June 2 (Bloomberg) -- German stocks fell to a six-week low as Moody’s Investors Service raised Greece’s default risk to 50 percent and a bigger-than-forecast drop in U.S. factory orders fueled concern that the world’s largest economy is faltering.
Daimler AG led declines in European carmakers. ThyssenKrupp AG, Germany’s largest steelmaker, fell with metal prices. Brenntag AG lost 1.6 percent as the company said it is seeking loans to refinance debt.
The benchmark DAX Index lost 2 percent to 7,074.12 at the 5:30 p.m. close in Frankfurt, while the broader HDAX Index fell 1.9 percent. German stocks retreated yesterday amid slowing European and Chinese manufacturing and after a private report showed companies in the U.S. added fewer workers to payrolls last month than economists had forecast.
“The doubts over the strength of the economic upturn and the most recent downgrade of debt-stricken Greece by Moody’s shaped sentiment leading to declines,” said Anita Paluch, a sales trader at ETX Capital in London.
Moody’s downgraded Greece to Caa1 from B1, putting it on a par with Cuba, according to a report published late yesterday. The move came after policy makers considered asking investors to reinvest in new Greek debt when their existing bonds mature.
European Central Bank President Jean-Claude Trichet said governments should consider setting up a finance ministry for the 17-nation currency region as the bloc struggles to contain a region-wide sovereign debt crisis.
U.S. Factory Orders
A U.S. report today showed orders placed with factories fell in April by the most in almost a year as demand for airplanes waned and Japan’s earthquake restrained auto-related supplies. Bookings for manufacturers’ goods dropped 1.2 percent after a revised 3.8 percent gain in March, according to figures from the Commerce Department.
German stocks maintained their losses today after a Labor Department report showed that more Americans than forecast filed applications for unemployment benefits last week, signaling the labor market is struggling to pick up. The data comes before tomorrow’s monthly government payroll report that may show a drop in the number of people hired.
Daimler, the world’s second-biggest maker of luxury cars, lost 2.4 percent to 47.33 euros. Volkswagen AG, Europe’s largest carmaker, declined 1.1 percent to 122.95 euros. Auto-industry stocks retreated across Europe today, falling 2 percent as a group.
U.S. sales of cars and light trucks dropped to a seasonally adjusted annual rate of 11.8 million last month, Autodata said, the lowest pace since September.
ThyssenKrupp lost 1.9 percent to 31.96 euros as aluminum, copper, lead, nickel, tin and zinc all fell on the London Metal Exchange. Salzgitter AG retreated 1.2 percent to 49.54 euros.
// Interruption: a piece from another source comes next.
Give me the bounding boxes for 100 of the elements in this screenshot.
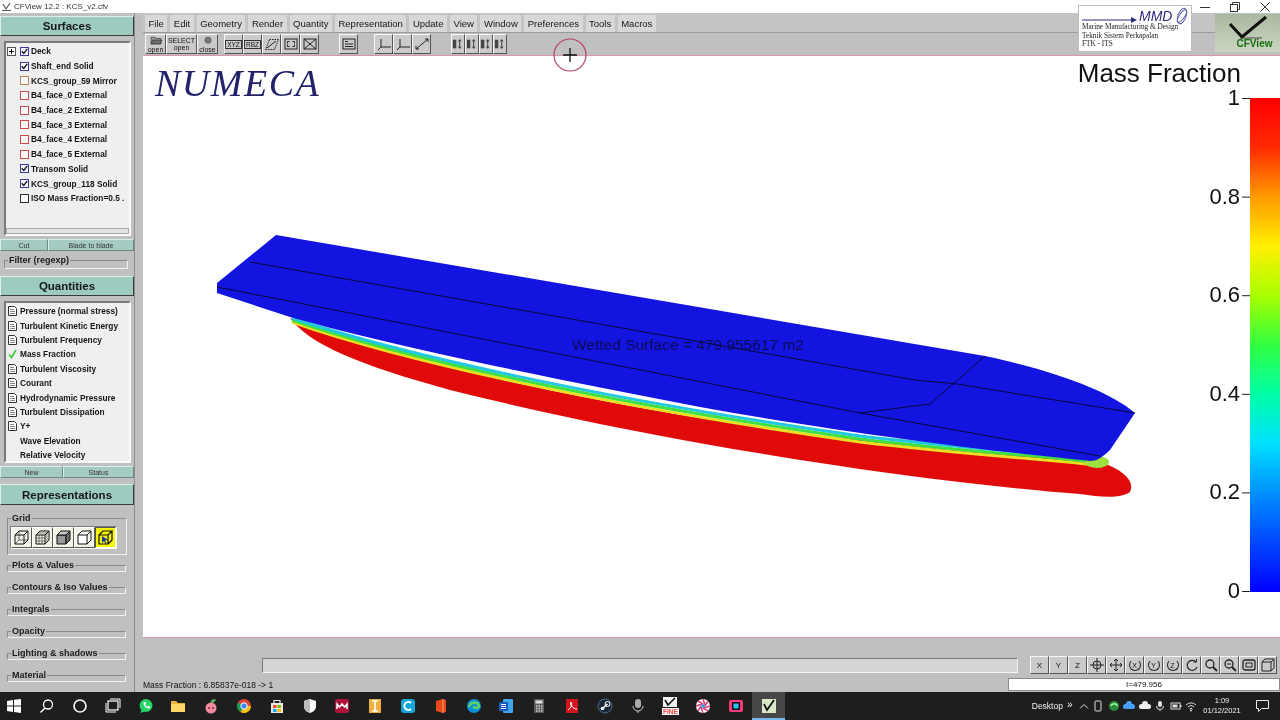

EON AG, Germany’s biggest utility, tumbled 1.6 percent to 19.07 euros, while RWE AG, the second-largest, lost 2.2 percent to 39.24 euros. Germany’s accelerated nuclear phase-out will put pressure on power networks and could disturb the supply as soon as next week, according to Matthias Kurth, who heads the Federal Network Agency, the Rheinische Post reported. Kurth told the newspaper he doesn’t exclude sporadic power failures.
Brenntag slipped for the first time in five days, falling 1.6 percent to 83.37 euros. The chemicals company that sold shares to the public last year plans to borrow about 1.8 billion euros ($2.6 billion) to refinance debt at a lower cost, two people familiar with the situation said.